A Traitor to Memory

Did it happen more than once? you want to know.

I see where you're heading, and I won't go there with you because I refuse to pretend that I remember what you seem to want me to remember. The facts are these: My mother is beside me in my bed, I am held by her, it is hot, I smell her perfume. And there's a weight on my cheek as well. I do feel that weight. It's heavy but inert and it smells of perfume. Odd, that I would recall that smell. I couldn't tell you what it was—her perfume, Dr. Rose—but I expect that if I ever smelled it again, I would know it at once and it would remind me of Mother.

I expect she was holding you between her breasts, you tell me. That's why you would both feel the weight and smell the perfume. Is it dark in your bedroom or is there a light?

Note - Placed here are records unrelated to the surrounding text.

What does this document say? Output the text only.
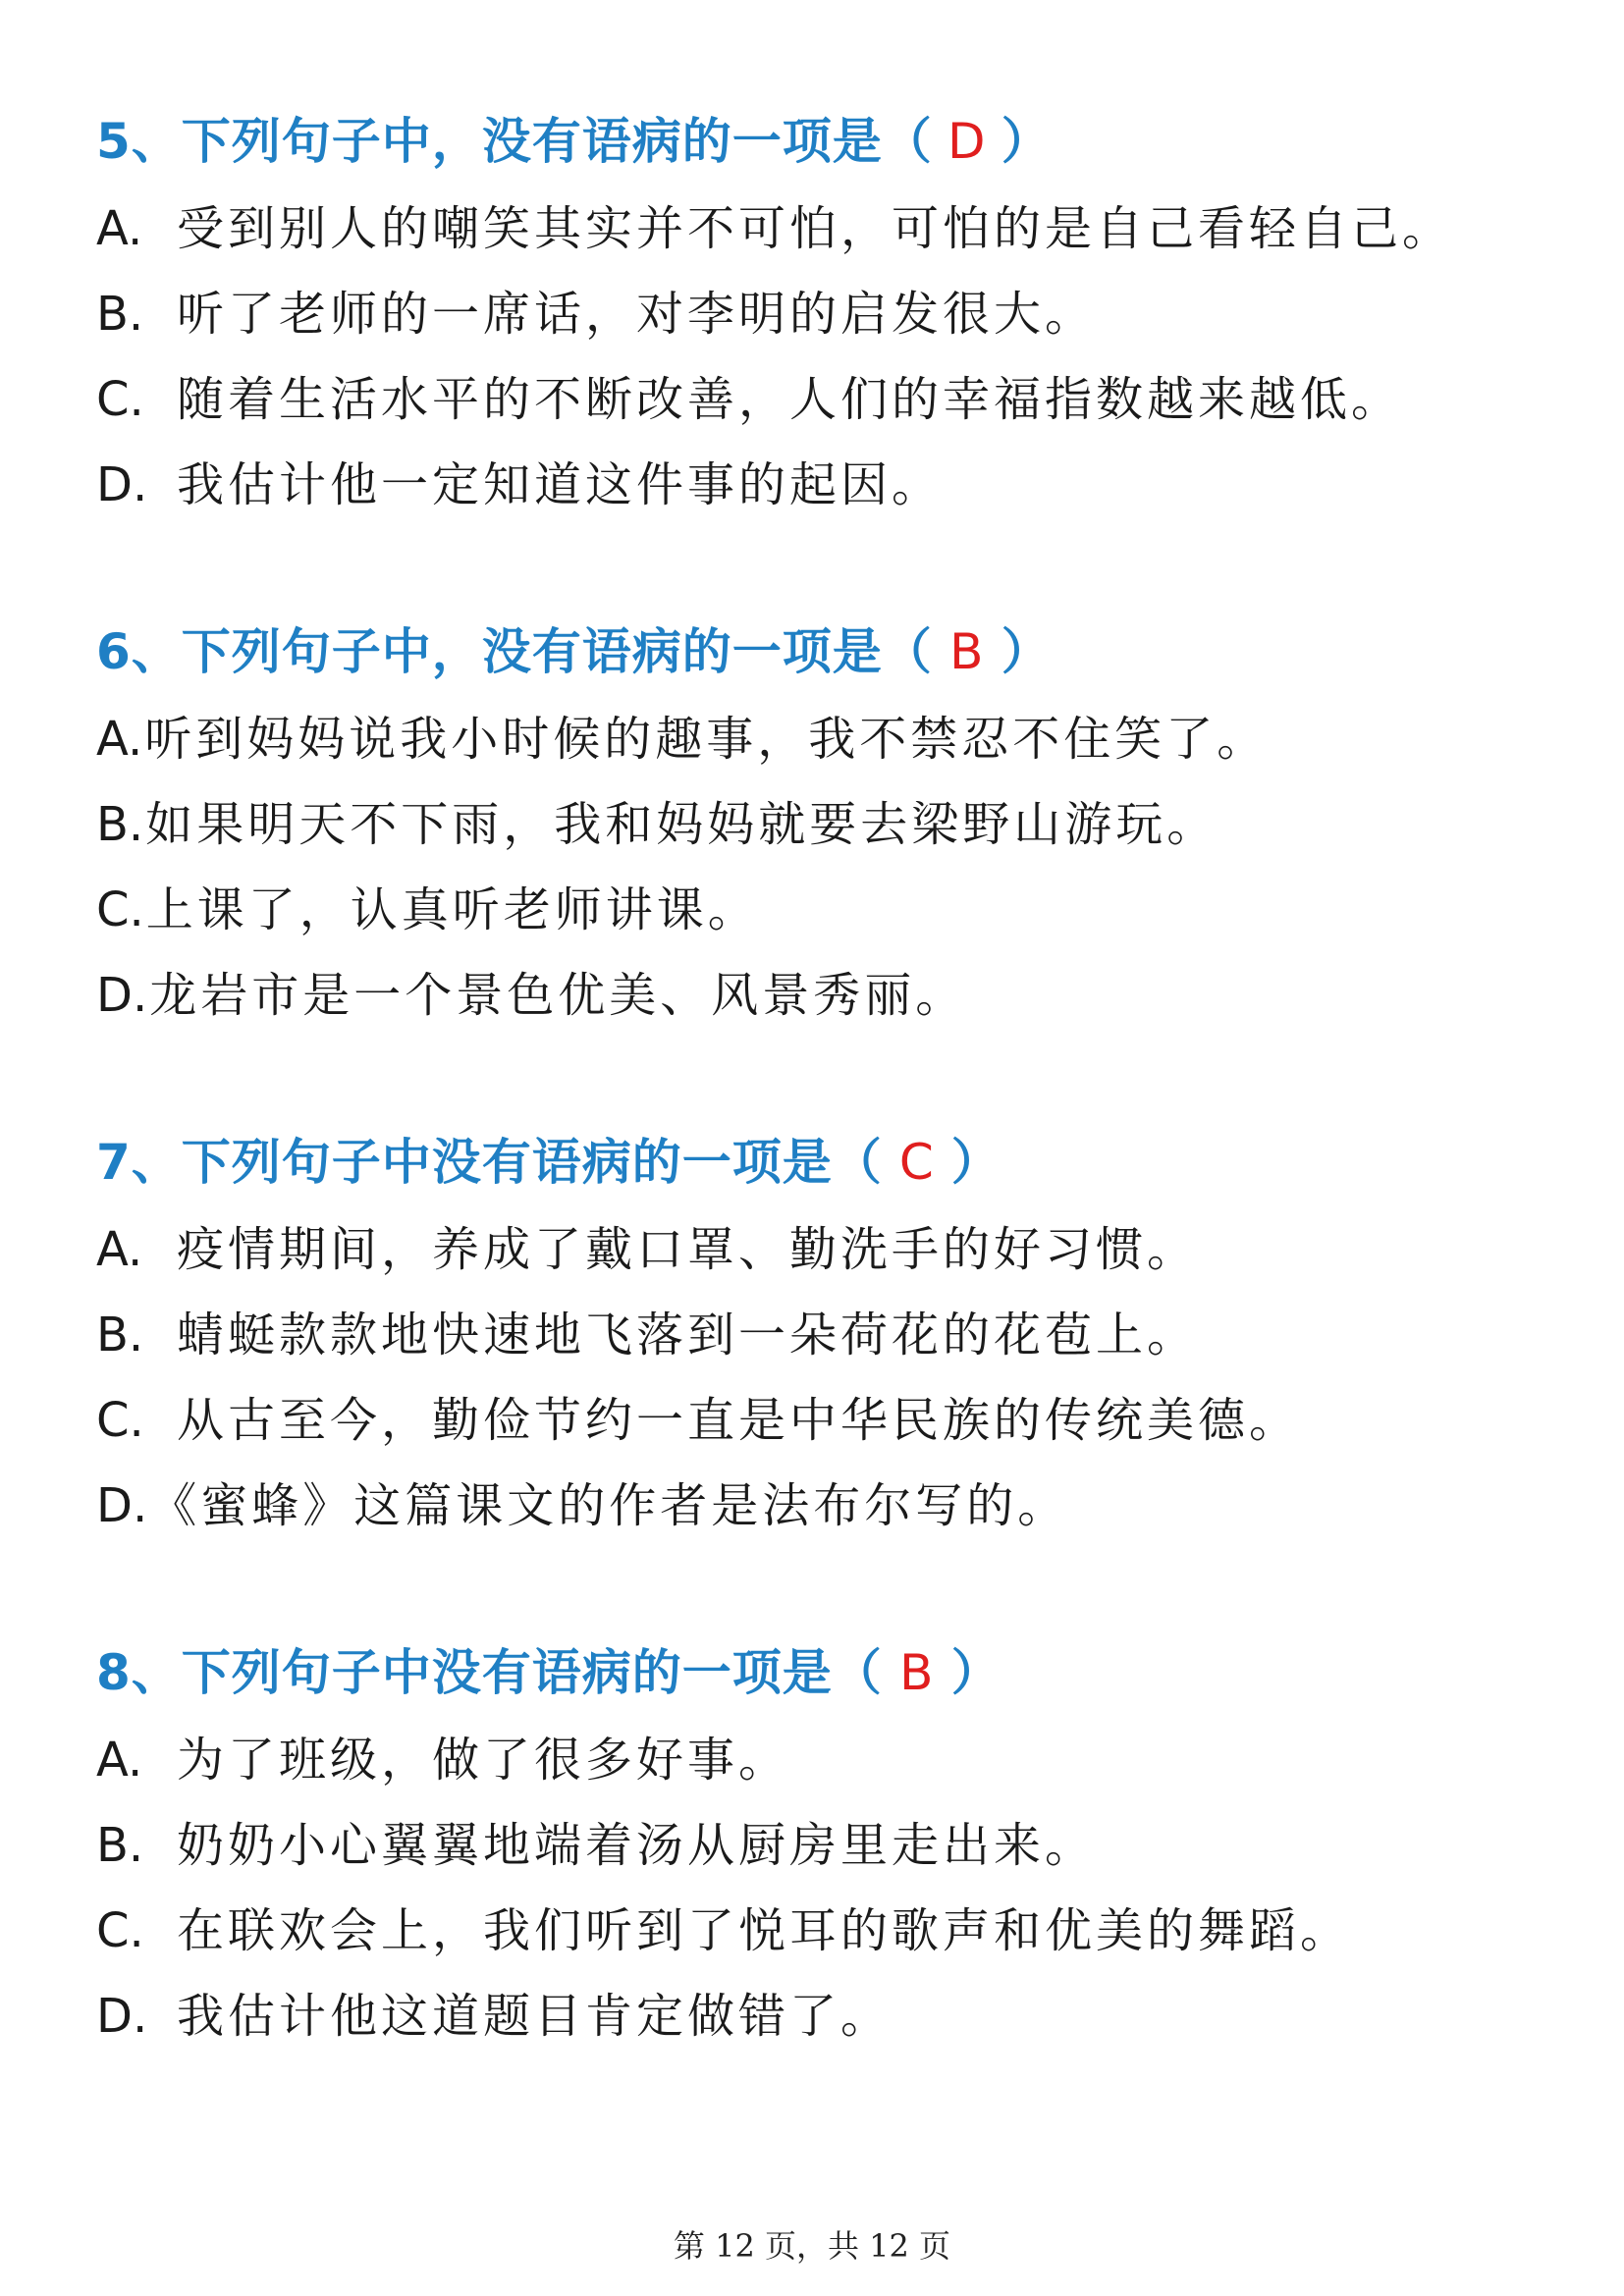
5、下列句子中，没有语病的一项是（ D ）
A. 受到别人的嘲笑其实并不可怕，可怕的是自己看轻自己。
B. 听了老师的一席话，对李明的启发很大。
C. 随着生活水平的不断改善，人们的幸福指数越来越低。
D. 我估计他一定知道这件事的起因。
6、下列句子中，没有语病的一项是（ B ）
A.听到妈妈说我小时候的趣事，我不禁忍不住笑了。
B.如果明天不下雨，我和妈妈就要去梁野山游玩。
C.上课了，认真听老师讲课。
D.龙岩市是一个景色优美、风景秀丽。
7、下列句子中没有语病的一项是（ C ）
A. 疫情期间，养成了戴口罩、勤洗手的好习惯。
B. 蜻蜓款款地快速地飞落到一朵荷花的花苞上。
C. 从古至今，勤俭节约一直是中华民族的传统美德。
D.《蜜蜂》这篇课文的作者是法布尔写的。
8、下列句子中没有语病的一项是（ B ）
A. 为了班级，做了很多好事。
B. 奶奶小心翼翼地端着汤从厨房里走出来。
C. 在联欢会上，我们听到了悦耳的歌声和优美的舞蹈。
D. 我估计他这道题目肯定做错了。
第 12 页，共 12 页
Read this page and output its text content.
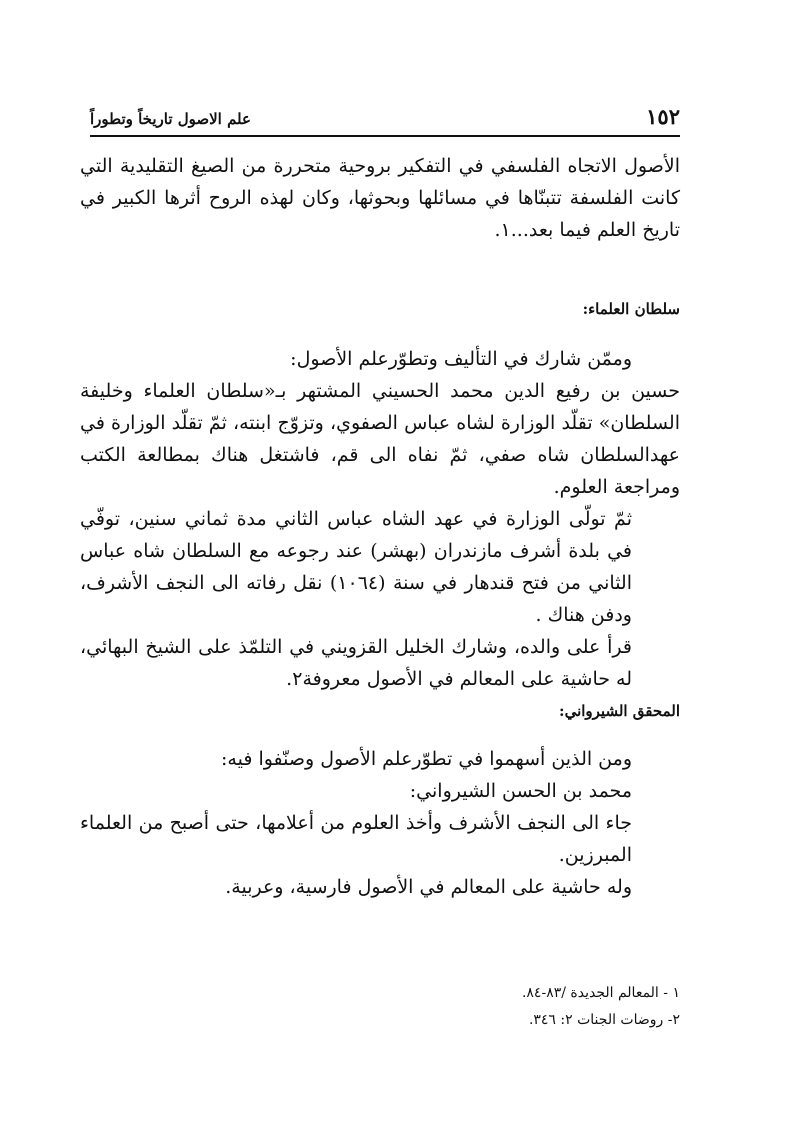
١٥٢
علم الاصول تاريخاً وتطوراً

الأصول الاتجاه الفلسفي في التفكير بروحية متحررة من الصيغ التقليدية التي كانت الفلسفة تتبنّاها في مسائلها وبحوثها، وكان لهذه الروح أثرها الكبير في تاريخ العلم فيما بعد...١.

سلطان العلماء:

وممّن شارك في التأليف وتطوّرعلم الأصول:

حسين بن رفيع الدين محمد الحسيني المشتهر بـ«سلطان العلماء وخليفة السلطان» تقلّد الوزارة لشاه عباس الصفوي، وتزوّج ابنته، ثمّ تقلّد الوزارة في عهدالسلطان شاه صفي، ثمّ نفاه الى قم، فاشتغل هناك بمطالعة الكتب ومراجعة العلوم.

ثمّ تولّى الوزارة في عهد الشاه عباس الثاني مدة ثماني سنين، توفّي في بلدة أشرف مازندران (بهشر) عند رجوعه مع السلطان شاه عباس الثاني من فتح قندهار في سنة (١٠٦٤) نقل رفاته الى النجف الأشرف، ودفن هناك .

قرأ على والده، وشارك الخليل القزويني في التلمّذ على الشيخ البهائي، له حاشية على المعالم في الأصول معروفة٢.

المحقق الشيرواني:

ومن الذين أسهموا في تطوّرعلم الأصول وصنّفوا فيه:

محمد بن الحسن الشيرواني:

جاء الى النجف الأشرف وأخذ العلوم من أعلامها، حتى أصبح من العلماء المبرزين.

وله حاشية على المعالم في الأصول فارسية، وعربية.

١ - المعالم الجديدة /٨٣-٨٤.

٢- روضات الجنات ٢: ٣٤٦.
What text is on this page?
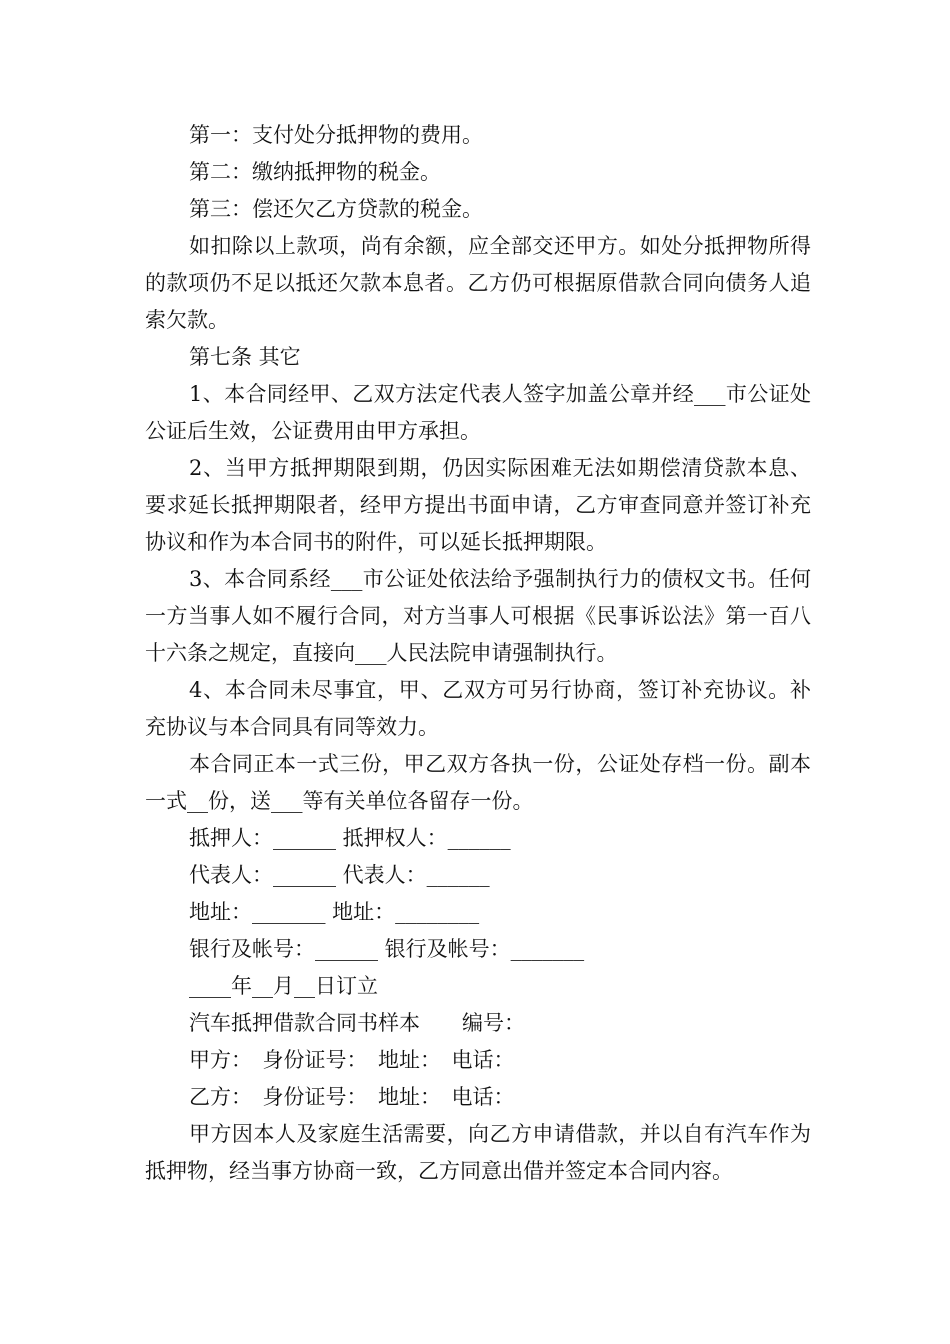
第一：支付处分抵押物的费用。

第二：缴纳抵押物的税金。

第三：偿还欠乙方贷款的税金。

如扣除以上款项，尚有余额，应全部交还甲方。如处分抵押物所得的款项仍不足以抵还欠款本息者。乙方仍可根据原借款合同向债务人追索欠款。

第七条 其它

1、本合同经甲、乙双方法定代表人签字加盖公章并经___市公证处公证后生效，公证费用由甲方承担。

2、当甲方抵押期限到期，仍因实际困难无法如期偿清贷款本息、要求延长抵押期限者，经甲方提出书面申请，乙方审查同意并签订补充协议和作为本合同书的附件，可以延长抵押期限。

3、本合同系经___市公证处依法给予强制执行力的债权文书。任何一方当事人如不履行合同，对方当事人可根据《民事诉讼法》第一百八十六条之规定，直接向___人民法院申请强制执行。

4、本合同未尽事宜，甲、乙双方可另行协商，签订补充协议。补充协议与本合同具有同等效力。

本合同正本一式三份，甲乙双方各执一份，公证处存档一份。副本一式__份，送___等有关单位各留存一份。

抵押人：______ 抵押权人：______

代表人：______ 代表人：______

地址：_______ 地址：________

银行及帐号：______ 银行及帐号：_______

____年__月__日订立

汽车抵押借款合同书样本　　编号：

甲方：　身份证号：　地址：　电话：

乙方：　身份证号：　地址：　电话：

甲方因本人及家庭生活需要，向乙方申请借款，并以自有汽车作为抵押物，经当事方协商一致，乙方同意出借并签定本合同内容。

I don't recall. Just the heat, that weight, the scent. And silence.

Have you lain that way with anyone else? With Libby perhaps? Or whoever preceded Libby?

God, no! And this is not about my mother! All right. Yes. Of course I know that her desertion of me—of us—looms large. I'm not an idiot, Dr. Rose. I come home from Austria, my mother is gone, I never see the woman again, never hear her voice, never read so much as a sentence in her handwriting addressed to me…. Yes, yes, I know the song: This is a Very Big Incident. And since I never heard from her again, I also see the logical connection that I would make as a child: It was my fault. Perhaps I make that connection when I am eight or nine or however old I was when she left, but it is not a connection that I recall making and it's not a connection that I make now. She left. End of story.

What do you mean, end of story? you ask.

Just that. We never spoke of her. Or at least I never spoke of her. And if my grandparents and father did, and if Raphael or Sarah-Jane or James the Lodger—





He was still there when she left?

He was there … Or was he? No. He couldn't have been. It was Calvin, wasn't it? Didn't I say earlier it was Calvin? Calvin the Lodger trying to phone for help in the midst of Granddad's episode after Mother left us … So James had long ago decamped as well.

Decamped, you say. There's a secrecy implied in decamped, you tell me. Was there secrecy behind James the Lodger's leaving?

There is secrecy everywhere. Silence and secrecy. That's how it seems. I walk into a room and a hush falls on it and I know they've been talking about my mother. And I am not allowed to speak of her.

What happens if you do?

I don't know because I never test the rule.

Why not?

The music is central. I have my music. I still have my music. My father, my grandparents, Sarah-Jane, and Raphael. Even Calvin the Lodger. We all have my music.

Is this rule stated? The rule about not asking after your mother? Or is it implied?

It must be … I don't know. She's not there to greet us when we return from Austria. She's gone but no one acknowledges that fact. The house has been wiped so clean of her that it's as if she never lived there in the first place. And no one says a word. They don't pretend she's taken a trip somewhere. They don't pretend she's suddenly died. They don't pretend she ran off with another man. They act as if she never existed. And life goes on.

You never asked about her?

I must have known that she was one of the subjects that we just didn't talk about.

One? There were others?

Perhaps I didn't miss her. I don't actually recall missing her. I don't even remember much about what she looked like. Except that her hair was blonde and she covered it with head scarves, the sort you always see the Queen wearing. But this would have been in church.

And yes, I do remember being with her in church. I remember her crying. Crying in church at morning Mass with the nuns lined up in the first few pews of that chapel of theirs in Kensington Square. They're on the other side of this rood screen affair, the nuns, except it's not really a rood screen but more like a fence to keep a separation between them and the rest of the public except there's no one else there to be the rest of the public at early morning Mass. There's just Mother and I. And the nuns are in front in those special pews giving responses, and one of them is dressed in that old way, in a habit, but all the rest are done up normally but very plain and with crosses on their chests. And during Mass, my mother kneels, always kneels, with her head resting on her hands. She weeps the whole time. And I don't know what to do.